A creature that could fit in your hand has long been seen as the strongest evidence that humans and apes originated in Africa.
But now scientists say 50-million-year-old Algeripithecus was not an ape or human ancestor and was more like today’s lemurs, after all.
What’s more, a new study of the 3-ounce (85-gram) fossil species could add weight to the idea that our earliest ancestors arose not in Africa but in Asia.
Discovered in 1992 in what is now northern Africa, Algeripithecus is considered to be the oldest known ape ancestor on that continent.
But the new analysis suggests the creature belonged to another ancient primate group, the crown strepsirhines.
Crown strepsirhines, which are not in the human ancestry, gave rise to modern-day lemurs, galagos, and lorises.
Oldest Human Ancestors From Asia?
Asia is the only other known region where ape ancestors have been found. Whether apes arose there or in Africa is a “hotly contested issue” in the study of ancient primates, the study says.
The Africa theory rests heavily on Algeripithecus, now apparently exposed as a non-ape ancestor.

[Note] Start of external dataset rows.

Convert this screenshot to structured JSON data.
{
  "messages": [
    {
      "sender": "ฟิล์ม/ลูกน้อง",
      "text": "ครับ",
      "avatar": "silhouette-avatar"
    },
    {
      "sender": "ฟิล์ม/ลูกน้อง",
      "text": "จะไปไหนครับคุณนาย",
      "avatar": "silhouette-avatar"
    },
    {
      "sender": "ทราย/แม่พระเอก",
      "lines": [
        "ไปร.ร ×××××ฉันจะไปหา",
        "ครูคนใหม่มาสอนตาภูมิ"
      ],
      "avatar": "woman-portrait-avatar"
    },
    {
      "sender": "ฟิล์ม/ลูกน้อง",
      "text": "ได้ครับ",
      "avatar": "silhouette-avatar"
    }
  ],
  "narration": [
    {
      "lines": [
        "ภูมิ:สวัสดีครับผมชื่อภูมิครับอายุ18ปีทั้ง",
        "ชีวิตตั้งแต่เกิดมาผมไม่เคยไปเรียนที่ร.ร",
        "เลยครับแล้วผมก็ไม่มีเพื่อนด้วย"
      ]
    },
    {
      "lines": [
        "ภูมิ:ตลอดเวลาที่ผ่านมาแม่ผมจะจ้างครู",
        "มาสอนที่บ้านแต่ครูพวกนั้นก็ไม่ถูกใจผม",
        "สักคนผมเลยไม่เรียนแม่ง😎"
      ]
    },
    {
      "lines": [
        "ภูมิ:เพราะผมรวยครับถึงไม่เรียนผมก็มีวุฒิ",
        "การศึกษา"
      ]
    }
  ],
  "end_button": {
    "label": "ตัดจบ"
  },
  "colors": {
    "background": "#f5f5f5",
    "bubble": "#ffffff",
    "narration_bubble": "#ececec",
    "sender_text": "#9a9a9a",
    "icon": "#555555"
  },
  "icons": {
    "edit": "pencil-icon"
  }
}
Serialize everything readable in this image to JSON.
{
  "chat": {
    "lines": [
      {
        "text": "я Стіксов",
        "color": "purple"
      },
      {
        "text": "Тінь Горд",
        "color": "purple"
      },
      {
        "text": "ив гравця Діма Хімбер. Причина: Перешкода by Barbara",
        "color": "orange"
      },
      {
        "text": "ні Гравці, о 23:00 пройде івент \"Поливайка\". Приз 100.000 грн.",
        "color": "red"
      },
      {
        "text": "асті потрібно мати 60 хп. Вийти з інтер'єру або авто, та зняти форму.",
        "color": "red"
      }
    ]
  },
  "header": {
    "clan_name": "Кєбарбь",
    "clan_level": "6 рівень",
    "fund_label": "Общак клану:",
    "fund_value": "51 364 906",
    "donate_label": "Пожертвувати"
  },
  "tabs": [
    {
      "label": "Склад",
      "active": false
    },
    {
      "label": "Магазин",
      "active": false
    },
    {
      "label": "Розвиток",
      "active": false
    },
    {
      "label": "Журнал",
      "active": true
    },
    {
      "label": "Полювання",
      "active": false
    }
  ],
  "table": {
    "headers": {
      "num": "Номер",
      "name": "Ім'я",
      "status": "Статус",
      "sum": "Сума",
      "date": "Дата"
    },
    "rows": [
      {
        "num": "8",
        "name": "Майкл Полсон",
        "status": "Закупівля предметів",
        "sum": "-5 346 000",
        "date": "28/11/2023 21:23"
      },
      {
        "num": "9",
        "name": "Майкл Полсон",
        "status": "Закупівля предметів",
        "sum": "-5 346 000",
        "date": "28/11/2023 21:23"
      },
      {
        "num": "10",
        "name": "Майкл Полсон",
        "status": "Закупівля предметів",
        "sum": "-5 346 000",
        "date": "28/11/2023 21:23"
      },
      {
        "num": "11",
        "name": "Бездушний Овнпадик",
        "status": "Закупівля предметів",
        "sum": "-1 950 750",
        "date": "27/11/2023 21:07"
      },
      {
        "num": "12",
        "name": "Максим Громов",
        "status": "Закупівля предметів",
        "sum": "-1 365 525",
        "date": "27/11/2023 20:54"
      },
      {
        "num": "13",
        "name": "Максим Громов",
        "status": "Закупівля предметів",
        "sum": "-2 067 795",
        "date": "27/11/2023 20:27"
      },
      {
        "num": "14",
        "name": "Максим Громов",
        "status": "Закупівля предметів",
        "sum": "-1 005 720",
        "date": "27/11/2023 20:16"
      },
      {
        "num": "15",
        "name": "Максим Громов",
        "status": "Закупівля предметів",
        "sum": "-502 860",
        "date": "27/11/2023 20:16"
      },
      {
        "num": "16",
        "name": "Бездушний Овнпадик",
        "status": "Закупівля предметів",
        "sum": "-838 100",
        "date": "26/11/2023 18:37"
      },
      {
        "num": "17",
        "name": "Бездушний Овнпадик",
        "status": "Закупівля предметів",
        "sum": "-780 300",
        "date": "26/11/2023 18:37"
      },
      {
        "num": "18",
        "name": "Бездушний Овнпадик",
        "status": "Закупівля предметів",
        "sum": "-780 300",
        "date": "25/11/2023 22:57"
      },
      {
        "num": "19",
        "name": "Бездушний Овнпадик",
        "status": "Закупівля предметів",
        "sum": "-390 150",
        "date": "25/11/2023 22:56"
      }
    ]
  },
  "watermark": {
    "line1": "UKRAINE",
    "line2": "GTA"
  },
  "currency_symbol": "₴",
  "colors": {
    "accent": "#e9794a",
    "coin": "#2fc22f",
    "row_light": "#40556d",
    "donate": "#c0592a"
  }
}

Other than Africa, Asia is the most logical ape-ancestor “birthplace,” study leader Rodolphe Tabuce, of France’s University of Montpellier, said in an email.
But evolutionary anthropologist Blythe Williams said “absence of evidence” is not enough to lend credence to an out-of-Asia theory.
But she does agree that Tabuce and colleagues’ research weakens the case for an African origin.
Despite the new evidence, Algeripithecus is still a crucial figure in early primate evolution–but instead as one of the oldest known examples of a crown strepsirhine, the study says.
Duke’s Williams said the study’s findings are helpful for scientists tracing how apes became human.